La réparation du préjudice écologique en droit commun de la responsabilité civile - HAL-SHS - Sciences de l'Homme et de la Société Accéder directement au contenu
Article Dans Une Revue Recueil Dalloz Année : 2016

La réparation du préjudice écologique en droit commun de la responsabilité civile

Aude-Solveig Epstein
  • Fonction : Auteur
  • PersonId : 1051875

Résumé

[Cour de cassation, crim. 22-03-2016 13-87.650].
Les parlementaires français débattent encore de l'opportunité d'inscrire la réparation du préjudice écologique dans le code civil ; la jurisprudence les a pourtant devancés. L'arrêt commenté, rendu par la chambre criminelle de la Cour de cassation le 22 mars 2016, en fournit un nouveau témoignage.

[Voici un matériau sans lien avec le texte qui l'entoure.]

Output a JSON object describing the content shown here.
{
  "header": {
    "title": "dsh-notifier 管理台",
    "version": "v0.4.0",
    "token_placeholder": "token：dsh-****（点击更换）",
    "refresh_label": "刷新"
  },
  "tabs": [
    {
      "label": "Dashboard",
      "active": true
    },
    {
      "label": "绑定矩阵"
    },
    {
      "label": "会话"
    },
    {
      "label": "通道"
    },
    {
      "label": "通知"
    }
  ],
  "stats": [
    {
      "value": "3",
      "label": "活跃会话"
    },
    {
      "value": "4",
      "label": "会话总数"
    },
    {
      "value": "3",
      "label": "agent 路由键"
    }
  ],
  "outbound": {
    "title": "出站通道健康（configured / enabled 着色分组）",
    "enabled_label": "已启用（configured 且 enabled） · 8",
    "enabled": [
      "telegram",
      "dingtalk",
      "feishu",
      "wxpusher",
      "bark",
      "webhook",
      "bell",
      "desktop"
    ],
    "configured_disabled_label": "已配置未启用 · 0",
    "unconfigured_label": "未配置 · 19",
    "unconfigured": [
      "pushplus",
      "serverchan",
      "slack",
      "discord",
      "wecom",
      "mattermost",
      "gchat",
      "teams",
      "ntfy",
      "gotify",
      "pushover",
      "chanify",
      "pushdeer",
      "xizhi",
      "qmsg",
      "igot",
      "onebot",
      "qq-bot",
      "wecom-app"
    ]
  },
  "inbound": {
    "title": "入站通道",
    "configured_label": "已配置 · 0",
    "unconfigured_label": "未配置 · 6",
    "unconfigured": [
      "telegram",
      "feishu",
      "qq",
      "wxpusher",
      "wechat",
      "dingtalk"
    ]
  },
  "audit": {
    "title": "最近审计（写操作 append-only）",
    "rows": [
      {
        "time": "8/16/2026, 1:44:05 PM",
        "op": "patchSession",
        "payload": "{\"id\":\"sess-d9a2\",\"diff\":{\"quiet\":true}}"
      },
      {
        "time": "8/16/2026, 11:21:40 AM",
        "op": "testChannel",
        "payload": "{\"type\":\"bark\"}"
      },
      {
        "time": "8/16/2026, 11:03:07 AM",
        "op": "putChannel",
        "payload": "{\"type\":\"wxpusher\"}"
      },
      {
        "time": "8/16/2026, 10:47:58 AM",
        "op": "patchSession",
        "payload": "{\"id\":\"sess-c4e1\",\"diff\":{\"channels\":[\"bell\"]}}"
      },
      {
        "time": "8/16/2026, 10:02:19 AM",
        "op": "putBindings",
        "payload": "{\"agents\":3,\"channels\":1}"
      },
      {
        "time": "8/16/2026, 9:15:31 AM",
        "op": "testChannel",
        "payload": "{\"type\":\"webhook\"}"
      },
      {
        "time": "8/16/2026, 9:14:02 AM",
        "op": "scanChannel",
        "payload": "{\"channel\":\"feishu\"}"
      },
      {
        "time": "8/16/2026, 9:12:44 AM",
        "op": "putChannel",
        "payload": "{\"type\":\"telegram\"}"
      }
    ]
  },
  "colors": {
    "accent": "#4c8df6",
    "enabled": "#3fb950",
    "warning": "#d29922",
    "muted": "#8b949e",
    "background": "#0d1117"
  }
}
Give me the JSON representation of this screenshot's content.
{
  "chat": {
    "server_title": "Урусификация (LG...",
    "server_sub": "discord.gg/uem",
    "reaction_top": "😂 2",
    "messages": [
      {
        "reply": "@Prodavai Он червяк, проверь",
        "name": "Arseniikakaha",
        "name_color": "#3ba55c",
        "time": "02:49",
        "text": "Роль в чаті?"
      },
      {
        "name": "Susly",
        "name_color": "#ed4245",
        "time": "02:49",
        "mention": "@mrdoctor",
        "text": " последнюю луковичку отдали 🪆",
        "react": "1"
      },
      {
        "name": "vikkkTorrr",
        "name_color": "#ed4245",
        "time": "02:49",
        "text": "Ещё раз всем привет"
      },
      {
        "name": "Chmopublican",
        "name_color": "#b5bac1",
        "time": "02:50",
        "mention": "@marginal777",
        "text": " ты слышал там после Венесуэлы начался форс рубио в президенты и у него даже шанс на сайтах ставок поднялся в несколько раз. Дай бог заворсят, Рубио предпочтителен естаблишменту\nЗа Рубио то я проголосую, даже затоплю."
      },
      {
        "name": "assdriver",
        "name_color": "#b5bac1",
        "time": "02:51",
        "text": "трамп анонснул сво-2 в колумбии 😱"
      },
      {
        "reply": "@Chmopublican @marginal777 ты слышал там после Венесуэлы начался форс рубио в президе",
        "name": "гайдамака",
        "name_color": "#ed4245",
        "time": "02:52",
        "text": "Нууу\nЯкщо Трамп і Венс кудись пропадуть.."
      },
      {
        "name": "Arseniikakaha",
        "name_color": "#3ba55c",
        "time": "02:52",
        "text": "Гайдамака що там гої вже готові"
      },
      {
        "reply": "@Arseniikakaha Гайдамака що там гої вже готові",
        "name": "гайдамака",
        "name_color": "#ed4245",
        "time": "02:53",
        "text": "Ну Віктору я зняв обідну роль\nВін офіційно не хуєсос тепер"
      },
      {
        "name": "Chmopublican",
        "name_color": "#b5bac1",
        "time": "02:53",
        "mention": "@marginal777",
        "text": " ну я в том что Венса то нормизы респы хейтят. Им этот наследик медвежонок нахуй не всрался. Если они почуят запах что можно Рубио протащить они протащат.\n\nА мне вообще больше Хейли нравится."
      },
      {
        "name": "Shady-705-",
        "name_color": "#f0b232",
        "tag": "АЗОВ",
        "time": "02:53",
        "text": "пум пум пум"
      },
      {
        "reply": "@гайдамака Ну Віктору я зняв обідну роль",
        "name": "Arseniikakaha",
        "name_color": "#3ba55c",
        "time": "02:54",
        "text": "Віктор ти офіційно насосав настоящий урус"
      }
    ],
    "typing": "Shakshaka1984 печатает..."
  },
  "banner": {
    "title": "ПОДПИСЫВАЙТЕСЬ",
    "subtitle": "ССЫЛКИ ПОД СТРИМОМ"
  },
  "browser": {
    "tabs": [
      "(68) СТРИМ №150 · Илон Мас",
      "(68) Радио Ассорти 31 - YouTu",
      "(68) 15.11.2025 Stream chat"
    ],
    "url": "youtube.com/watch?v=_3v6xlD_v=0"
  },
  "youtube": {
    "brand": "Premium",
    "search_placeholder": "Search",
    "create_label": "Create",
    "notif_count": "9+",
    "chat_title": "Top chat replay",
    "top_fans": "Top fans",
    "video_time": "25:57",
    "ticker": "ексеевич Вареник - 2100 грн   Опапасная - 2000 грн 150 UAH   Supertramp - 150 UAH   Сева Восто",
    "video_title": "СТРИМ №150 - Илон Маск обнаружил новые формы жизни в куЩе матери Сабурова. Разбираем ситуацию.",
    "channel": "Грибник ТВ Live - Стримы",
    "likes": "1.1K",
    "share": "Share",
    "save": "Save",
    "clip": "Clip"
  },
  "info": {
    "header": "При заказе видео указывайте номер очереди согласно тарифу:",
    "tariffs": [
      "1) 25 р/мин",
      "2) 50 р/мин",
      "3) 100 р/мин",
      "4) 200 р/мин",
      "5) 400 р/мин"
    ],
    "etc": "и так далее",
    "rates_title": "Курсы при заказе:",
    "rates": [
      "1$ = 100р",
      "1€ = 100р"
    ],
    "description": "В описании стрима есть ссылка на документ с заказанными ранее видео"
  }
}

Cette affaire concerne une pollution aux hydrocarbures intervenue dans l'estuaire de la Loire le 16 mars 2008, des suites d'une rupture de tuyauterie dans la raffinerie de Donges exploitée par la société Total raffinage marketing.

L'exploitant fut reconnu coupable de rejet en mer ou eau salée de substances nuisibles pour le maintien ou la consommation de la faune ou de la flore et de déversement de substances entraînant des effets nuisibles sur la santé ou des dommages à la faune ou à la flore.

Plusieurs collectivités territoriales et associations se constituèrent parties civiles, parmi lesquelles la Ligue pour la protection des oiseaux (LPO).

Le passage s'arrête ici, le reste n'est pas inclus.